The name to describe this sensation originated in 2010 and was coined by a cybersecurity professional in New York. The name was chosen as it describes how this phenomenon is experienced by people.

  • Autonomous - to imply that it occurs spontaneously, with or without control.
  • Sensory - indicating that the senses are involved.
  • Meridian - this signifies that the sensation reaches a climax or peak.
  • Response - this refers to the trigger(s) of the experience which are internal or external factors.


One of the main triggers which people will report as stimulating an ASMR response is gentle touching or caressing of specific areas of the skin. Most people have experienced this at some point or other in their lives.

Videos are being posted online which are intended to stimulate an ASMR response in others. These videos can include the following stimuli:

  • A voice which is softly spoken or someone whispering.
  • Attentively watching someone performing a mundane task.
  • Listening to repetitive, quiet sounds from someone performing said mundane task.
  • Being the recipient of tender and personal attention from the person in the video.

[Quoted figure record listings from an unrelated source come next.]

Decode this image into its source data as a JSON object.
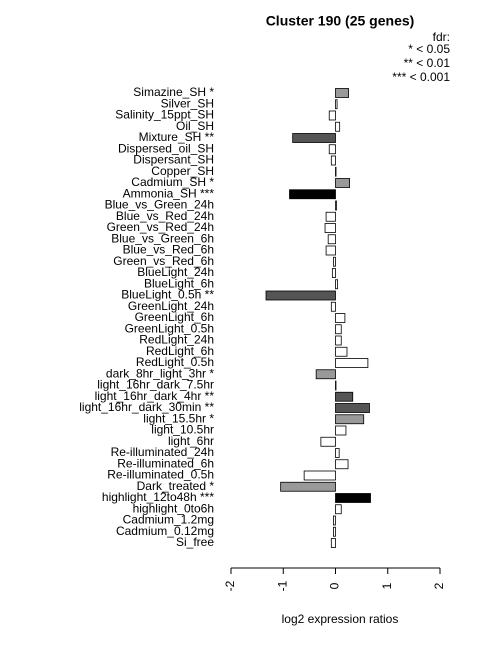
{
  "chart_data": {
    "type": "barh",
    "title": "Cluster 190 (25 genes)",
    "legend_title": "fdr:",
    "legend_entries": [
      "* < 0.05",
      "** < 0.01",
      "*** < 0.001"
    ],
    "x_label": "log2 expression ratios",
    "categories": [
      "Simazine_SH *",
      "Silver_SH",
      "Salinity_15ppt_SH",
      "Oil_SH",
      "Mixture_SH **",
      "Dispersed_oil_SH",
      "Dispersant_SH",
      "Copper_SH",
      "Cadmium_SH *",
      "Ammonia_SH ***",
      "Blue_vs_Green_24h",
      "Blue_vs_Red_24h",
      "Green_vs_Red_24h",
      "Blue_vs_Green_6h",
      "Blue_vs_Red_6h",
      "Green_vs_Red_6h",
      "BlueLight_24h",
      "BlueLight_6h",
      "BlueLight_0.5h **",
      "GreenLight_24h",
      "GreenLight_6h",
      "GreenLight_0.5h",
      "RedLight_24h",
      "RedLight_6h",
      "RedLight_0.5h",
      "dark_8hr_light_3hr *",
      "light_16hr_dark_7.5hr",
      "light_16hr_dark_4hr **",
      "light_16hr_dark_30min **",
      "light_15.5hr *",
      "light_10.5hr",
      "light_6hr",
      "Re-illuminated_24h",
      "Re-illuminated_6h",
      "Re-illuminated_0.5h",
      "Dark_treated *",
      "highlight_12to48h ***",
      "highlight_0to6h",
      "Cadmium_1.2mg",
      "Cadmium_0.12mg",
      "Si_free"
    ],
    "values": [
      0.25,
      0.03,
      -0.12,
      0.08,
      -0.82,
      -0.12,
      -0.08,
      0.01,
      0.27,
      -0.88,
      0.02,
      -0.18,
      -0.2,
      -0.14,
      -0.18,
      -0.04,
      -0.06,
      0.04,
      -1.33,
      -0.08,
      0.18,
      0.11,
      0.11,
      0.22,
      0.62,
      -0.37,
      0.0,
      0.33,
      0.65,
      0.54,
      0.2,
      -0.28,
      0.07,
      0.24,
      -0.6,
      -1.05,
      0.67,
      0.11,
      -0.04,
      -0.04,
      -0.08
    ],
    "colors": [
      "#999999",
      "#ffffff",
      "#ffffff",
      "#ffffff",
      "#555555",
      "#ffffff",
      "#ffffff",
      "#ffffff",
      "#999999",
      "#000000",
      "#ffffff",
      "#ffffff",
      "#ffffff",
      "#ffffff",
      "#ffffff",
      "#ffffff",
      "#ffffff",
      "#ffffff",
      "#555555",
      "#ffffff",
      "#ffffff",
      "#ffffff",
      "#ffffff",
      "#ffffff",
      "#ffffff",
      "#999999",
      "#ffffff",
      "#555555",
      "#555555",
      "#999999",
      "#ffffff",
      "#ffffff",
      "#ffffff",
      "#ffffff",
      "#ffffff",
      "#999999",
      "#000000",
      "#ffffff",
      "#ffffff",
      "#ffffff",
      "#ffffff"
    ],
    "xlim": [
      -2,
      2
    ],
    "xticks": [
      -2,
      -1,
      0,
      1,
      2
    ]
  }
}
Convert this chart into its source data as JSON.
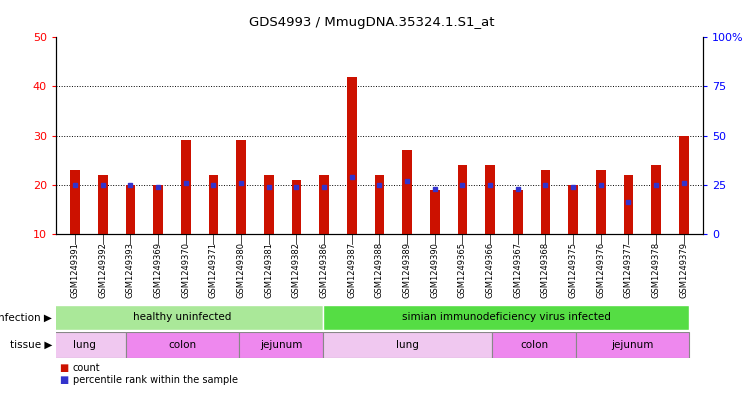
{
  "title": "GDS4993 / MmugDNA.35324.1.S1_at",
  "samples": [
    "GSM1249391",
    "GSM1249392",
    "GSM1249393",
    "GSM1249369",
    "GSM1249370",
    "GSM1249371",
    "GSM1249380",
    "GSM1249381",
    "GSM1249382",
    "GSM1249386",
    "GSM1249387",
    "GSM1249388",
    "GSM1249389",
    "GSM1249390",
    "GSM1249365",
    "GSM1249366",
    "GSM1249367",
    "GSM1249368",
    "GSM1249375",
    "GSM1249376",
    "GSM1249377",
    "GSM1249378",
    "GSM1249379"
  ],
  "counts": [
    23,
    22,
    20,
    20,
    29,
    22,
    29,
    22,
    21,
    22,
    42,
    22,
    27,
    19,
    24,
    24,
    19,
    23,
    20,
    23,
    22,
    24,
    30
  ],
  "percentiles": [
    25,
    25,
    25,
    24,
    26,
    25,
    26,
    24,
    24,
    24,
    29,
    25,
    27,
    23,
    25,
    25,
    23,
    25,
    24,
    25,
    16,
    25,
    26
  ],
  "bar_color": "#cc1100",
  "dot_color": "#3333cc",
  "left_ylim": [
    10,
    50
  ],
  "left_yticks": [
    10,
    20,
    30,
    40,
    50
  ],
  "right_ylim": [
    0,
    100
  ],
  "right_yticks": [
    0,
    25,
    50,
    75,
    100
  ],
  "right_yticklabels": [
    "0",
    "25",
    "50",
    "75",
    "100%"
  ],
  "grid_values": [
    20,
    30,
    40
  ],
  "infection_groups": [
    {
      "label": "healthy uninfected",
      "start": 0,
      "end": 9,
      "color": "#aae899"
    },
    {
      "label": "simian immunodeficiency virus infected",
      "start": 10,
      "end": 22,
      "color": "#55dd44"
    }
  ],
  "tissue_groups": [
    {
      "label": "lung",
      "start": 0,
      "end": 2,
      "color": "#f0c8f0"
    },
    {
      "label": "colon",
      "start": 3,
      "end": 6,
      "color": "#ee88ee"
    },
    {
      "label": "jejunum",
      "start": 7,
      "end": 9,
      "color": "#ee88ee"
    },
    {
      "label": "lung",
      "start": 10,
      "end": 15,
      "color": "#f0c8f0"
    },
    {
      "label": "colon",
      "start": 16,
      "end": 18,
      "color": "#ee88ee"
    },
    {
      "label": "jejunum",
      "start": 19,
      "end": 22,
      "color": "#ee88ee"
    }
  ],
  "bar_color_red": "#cc1100",
  "dot_color_blue": "#3333cc",
  "bg_color": "#ffffff",
  "xlabel_bg": "#d8d8d8",
  "bar_width": 0.35
}
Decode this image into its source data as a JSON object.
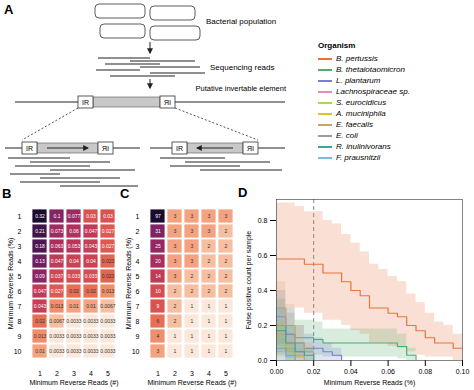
{
  "chart_data": [
    {
      "type": "diagram",
      "title": "A",
      "labels": {
        "population": "Bacterial population",
        "reads": "Sequencing reads",
        "element": "Putative invertable element",
        "ir": "IR"
      }
    },
    {
      "type": "heatmap",
      "title": "B",
      "x": [
        1,
        2,
        3,
        4,
        5
      ],
      "y": [
        1,
        2,
        3,
        4,
        5,
        6,
        7,
        8,
        9,
        10
      ],
      "xlabel": "Minimum Reverse Reads (#)",
      "ylabel": "Minimum Reverse Reads (%)",
      "data_labels": true,
      "values": [
        [
          0.32,
          0.1,
          0.077,
          0.03,
          0.03
        ],
        [
          0.21,
          0.073,
          0.06,
          0.047,
          0.027
        ],
        [
          0.18,
          0.063,
          0.053,
          0.043,
          0.027
        ],
        [
          0.13,
          0.047,
          0.04,
          0.04,
          0.023
        ],
        [
          0.09,
          0.037,
          0.033,
          0.033,
          0.023
        ],
        [
          0.047,
          0.027,
          0.02,
          0.02,
          0.013
        ],
        [
          0.043,
          0.013,
          0.01,
          0.01,
          0.0067
        ],
        [
          0.02,
          0.0067,
          0.0033,
          0.0033,
          0.0033
        ],
        [
          0.013,
          0.0033,
          0.0033,
          0.0033,
          0.0033
        ],
        [
          0.01,
          0.0033,
          0.0033,
          0.0033,
          0.0033
        ]
      ]
    },
    {
      "type": "heatmap",
      "title": "C",
      "x": [
        1,
        2,
        3,
        4,
        5
      ],
      "y": [
        1,
        2,
        3,
        4,
        5,
        6,
        7,
        8,
        9,
        10
      ],
      "xlabel": "Minimum Reverse Reads (#)",
      "ylabel": "Minimum Reverse Reads (%)",
      "data_labels": true,
      "values": [
        [
          97,
          3,
          3,
          3,
          3
        ],
        [
          31,
          3,
          3,
          3,
          2
        ],
        [
          25,
          3,
          3,
          2,
          2
        ],
        [
          20,
          3,
          3,
          2,
          2
        ],
        [
          14,
          3,
          2,
          2,
          2
        ],
        [
          10,
          2,
          2,
          2,
          2
        ],
        [
          9,
          2,
          1,
          1,
          1
        ],
        [
          6,
          2,
          1,
          1,
          1
        ],
        [
          4,
          1,
          1,
          1,
          1
        ],
        [
          3,
          1,
          1,
          1,
          1
        ]
      ]
    },
    {
      "type": "line",
      "title": "D",
      "xlabel": "Minimum Reverse Reads (%)",
      "ylabel": "False positive count per sample",
      "xlim": [
        0,
        0.1
      ],
      "ylim": [
        0,
        0.92
      ],
      "xticks": [
        {
          "value": 0,
          "label": "0.00"
        },
        {
          "value": 0.02,
          "label": "0.02"
        },
        {
          "value": 0.04,
          "label": "0.04"
        },
        {
          "value": 0.06,
          "label": "0.06"
        },
        {
          "value": 0.08,
          "label": "0.08"
        },
        {
          "value": 0.1,
          "label": "0.10"
        }
      ],
      "yticks": [
        {
          "value": 0,
          "label": "0.0"
        },
        0.2,
        0.4,
        0.6,
        0.8
      ],
      "legend": "above",
      "legend_title": "Organism",
      "vline": 0.02,
      "x": [
        0,
        0.005,
        0.01,
        0.015,
        0.02,
        0.025,
        0.03,
        0.035,
        0.04,
        0.045,
        0.05,
        0.055,
        0.06,
        0.065,
        0.07,
        0.075,
        0.08,
        0.085,
        0.09,
        0.095,
        0.1
      ],
      "series": [
        {
          "name": "B. pertussis",
          "color": "#e8743b",
          "values": [
            0.58,
            0.58,
            0.58,
            0.55,
            0.55,
            0.5,
            0.5,
            0.45,
            0.4,
            0.37,
            0.3,
            0.3,
            0.27,
            0.25,
            0.2,
            0.17,
            0.13,
            0.1,
            0.1,
            0.07,
            0.07
          ],
          "lower": [
            0.3,
            0.3,
            0.3,
            0.27,
            0.27,
            0.23,
            0.23,
            0.2,
            0.17,
            0.15,
            0.1,
            0.1,
            0.08,
            0.07,
            0.05,
            0.03,
            0.02,
            0.02,
            0.02,
            0,
            0
          ],
          "upper": [
            0.9,
            0.9,
            0.88,
            0.85,
            0.85,
            0.8,
            0.78,
            0.72,
            0.67,
            0.62,
            0.55,
            0.52,
            0.48,
            0.45,
            0.38,
            0.33,
            0.27,
            0.22,
            0.2,
            0.15,
            0.15
          ]
        },
        {
          "name": "B. thetaiotaomicron",
          "color": "#4daf6a",
          "values": [
            0.2,
            0.15,
            0.13,
            0.13,
            0.12,
            0.1,
            0.1,
            0.1,
            0.1,
            0.1,
            0.1,
            0.1,
            0.1,
            0.08,
            0.03,
            0,
            0,
            0,
            0,
            0,
            0
          ],
          "lower": [
            0.08,
            0.05,
            0.04,
            0.04,
            0.03,
            0.02,
            0.02,
            0.02,
            0.02,
            0.02,
            0.02,
            0.02,
            0.02,
            0.01,
            0,
            0,
            0,
            0,
            0,
            0,
            0
          ],
          "upper": [
            0.35,
            0.27,
            0.23,
            0.23,
            0.22,
            0.18,
            0.18,
            0.18,
            0.18,
            0.18,
            0.18,
            0.18,
            0.18,
            0.15,
            0.07,
            0,
            0,
            0,
            0,
            0,
            0
          ]
        },
        {
          "name": "L. plantarum",
          "color": "#7a7fd6",
          "values": [
            0.25,
            0.15,
            0.1,
            0.07,
            0.07,
            0.05,
            0.03,
            0,
            0,
            0,
            0,
            0,
            0,
            0,
            0,
            0,
            0,
            0,
            0,
            0,
            0
          ],
          "lower": [
            0.1,
            0.05,
            0.02,
            0,
            0,
            0,
            0,
            0,
            0,
            0,
            0,
            0,
            0,
            0,
            0,
            0,
            0,
            0,
            0,
            0,
            0
          ],
          "upper": [
            0.4,
            0.3,
            0.2,
            0.15,
            0.13,
            0.1,
            0.07,
            0,
            0,
            0,
            0,
            0,
            0,
            0,
            0,
            0,
            0,
            0,
            0,
            0,
            0
          ]
        },
        {
          "name": "Lachnospiraceae sp.",
          "color": "#e78ac3",
          "values": [
            0.15,
            0.07,
            0.03,
            0,
            0,
            0,
            0,
            0,
            0,
            0,
            0,
            0,
            0,
            0,
            0,
            0,
            0,
            0,
            0,
            0,
            0
          ],
          "lower": [
            0.03,
            0,
            0,
            0,
            0,
            0,
            0,
            0,
            0,
            0,
            0,
            0,
            0,
            0,
            0,
            0,
            0,
            0,
            0,
            0,
            0
          ],
          "upper": [
            0.3,
            0.15,
            0.07,
            0,
            0,
            0,
            0,
            0,
            0,
            0,
            0,
            0,
            0,
            0,
            0,
            0,
            0,
            0,
            0,
            0,
            0
          ]
        },
        {
          "name": "S. eurocidicus",
          "color": "#a6d854",
          "values": [
            0.1,
            0.05,
            0,
            0,
            0,
            0,
            0,
            0,
            0,
            0,
            0,
            0,
            0,
            0,
            0,
            0,
            0,
            0,
            0,
            0,
            0
          ],
          "lower": [
            0.02,
            0,
            0,
            0,
            0,
            0,
            0,
            0,
            0,
            0,
            0,
            0,
            0,
            0,
            0,
            0,
            0,
            0,
            0,
            0,
            0
          ],
          "upper": [
            0.2,
            0.1,
            0,
            0,
            0,
            0,
            0,
            0,
            0,
            0,
            0,
            0,
            0,
            0,
            0,
            0,
            0,
            0,
            0,
            0,
            0
          ]
        },
        {
          "name": "A. muciniphila",
          "color": "#e6c229",
          "values": [
            0.12,
            0.05,
            0.02,
            0,
            0,
            0,
            0,
            0,
            0,
            0,
            0,
            0,
            0,
            0,
            0,
            0,
            0,
            0,
            0,
            0,
            0
          ],
          "lower": [
            0.03,
            0,
            0,
            0,
            0,
            0,
            0,
            0,
            0,
            0,
            0,
            0,
            0,
            0,
            0,
            0,
            0,
            0,
            0,
            0,
            0
          ],
          "upper": [
            0.22,
            0.1,
            0.05,
            0,
            0,
            0,
            0,
            0,
            0,
            0,
            0,
            0,
            0,
            0,
            0,
            0,
            0,
            0,
            0,
            0,
            0
          ]
        },
        {
          "name": "E. faecalis",
          "color": "#c9a46a",
          "values": [
            0.3,
            0.2,
            0.1,
            0.05,
            0,
            0,
            0,
            0,
            0,
            0,
            0,
            0,
            0,
            0,
            0,
            0,
            0,
            0,
            0,
            0,
            0
          ],
          "lower": [
            0.15,
            0.08,
            0.02,
            0,
            0,
            0,
            0,
            0,
            0,
            0,
            0,
            0,
            0,
            0,
            0,
            0,
            0,
            0,
            0,
            0,
            0
          ],
          "upper": [
            0.45,
            0.32,
            0.2,
            0.1,
            0,
            0,
            0,
            0,
            0,
            0,
            0,
            0,
            0,
            0,
            0,
            0,
            0,
            0,
            0,
            0,
            0
          ]
        },
        {
          "name": "E. coli",
          "color": "#9a9a9a",
          "values": [
            0.07,
            0.03,
            0,
            0,
            0,
            0,
            0,
            0,
            0,
            0,
            0,
            0,
            0,
            0,
            0,
            0,
            0,
            0,
            0,
            0,
            0
          ],
          "lower": [
            0,
            0,
            0,
            0,
            0,
            0,
            0,
            0,
            0,
            0,
            0,
            0,
            0,
            0,
            0,
            0,
            0,
            0,
            0,
            0,
            0
          ],
          "upper": [
            0.15,
            0.07,
            0,
            0,
            0,
            0,
            0,
            0,
            0,
            0,
            0,
            0,
            0,
            0,
            0,
            0,
            0,
            0,
            0,
            0,
            0
          ]
        },
        {
          "name": "R. inulinivorans",
          "color": "#3aa39a",
          "values": [
            0.17,
            0.1,
            0.05,
            0.03,
            0,
            0,
            0,
            0,
            0,
            0,
            0,
            0,
            0,
            0,
            0,
            0,
            0,
            0,
            0,
            0,
            0
          ],
          "lower": [
            0.05,
            0.02,
            0,
            0,
            0,
            0,
            0,
            0,
            0,
            0,
            0,
            0,
            0,
            0,
            0,
            0,
            0,
            0,
            0,
            0,
            0
          ],
          "upper": [
            0.3,
            0.2,
            0.1,
            0.07,
            0,
            0,
            0,
            0,
            0,
            0,
            0,
            0,
            0,
            0,
            0,
            0,
            0,
            0,
            0,
            0,
            0
          ]
        },
        {
          "name": "F. prausnitzii",
          "color": "#7fb9e0",
          "values": [
            0.05,
            0.02,
            0,
            0,
            0,
            0,
            0,
            0,
            0,
            0,
            0,
            0,
            0,
            0,
            0,
            0,
            0,
            0,
            0,
            0,
            0
          ],
          "lower": [
            0,
            0,
            0,
            0,
            0,
            0,
            0,
            0,
            0,
            0,
            0,
            0,
            0,
            0,
            0,
            0,
            0,
            0,
            0,
            0,
            0
          ],
          "upper": [
            0.12,
            0.05,
            0,
            0,
            0,
            0,
            0,
            0,
            0,
            0,
            0,
            0,
            0,
            0,
            0,
            0,
            0,
            0,
            0,
            0,
            0
          ]
        }
      ]
    }
  ]
}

Clearly, many audiovisual triggers can stimulate the experience of ASMR in people, and these can be divided into different groups.

Whispering triggers 

In a study where nearly 500 people were exposed to whispering as a stimulus, 75% of them experienced ASMR.

Acoustic triggers

Some people have also reported certain ambient noises being triggers for ASMR such as tapping or scratching a surface, the sound of writing, crumpling paper or foil and even that of a person eating.

Personal attention/tactile triggers

Back massages, having nails painted, getting a hair cut and even getting ears cleaned involve physical touch, with or without vocal expression being involved, which can stimulate an ASMR reaction.

In the above-mentioned study it was found that 69% of the participants had an ASMR experience when they were exposed to personal attention as a trigger.

Clinical role player triggers

It has been reported by people that any clinical attention which was given to them, in regard of a healthcare worker examining them or performing a therapeutic procedure, has also acted as a trigger for experiencing ASMR.

There is anecdotal evidence which has reported that this has even gone as far as inducing sleep in patients who struggle with insomnia, as well as been seen to reduce the symptoms experienced by those diagnosed with mental health conditions such as panic attacks, anxiety and major depression.

There are even those that have reported that they have experienced these benefits by watching people, acting like doctors, simulate clinical examinations and therapeutic procedures on patients, also actors. 

Clinical implications

No evidence exists from any clinical trials that there are any benefits or dangers associated with ASMR stimulation, even though people do admit that an ASMR experience can be relaxing and have positive effects. Further research into looking at whether ASMR experiences could have a clinical impact on certain medical conditions would be extremely interesting.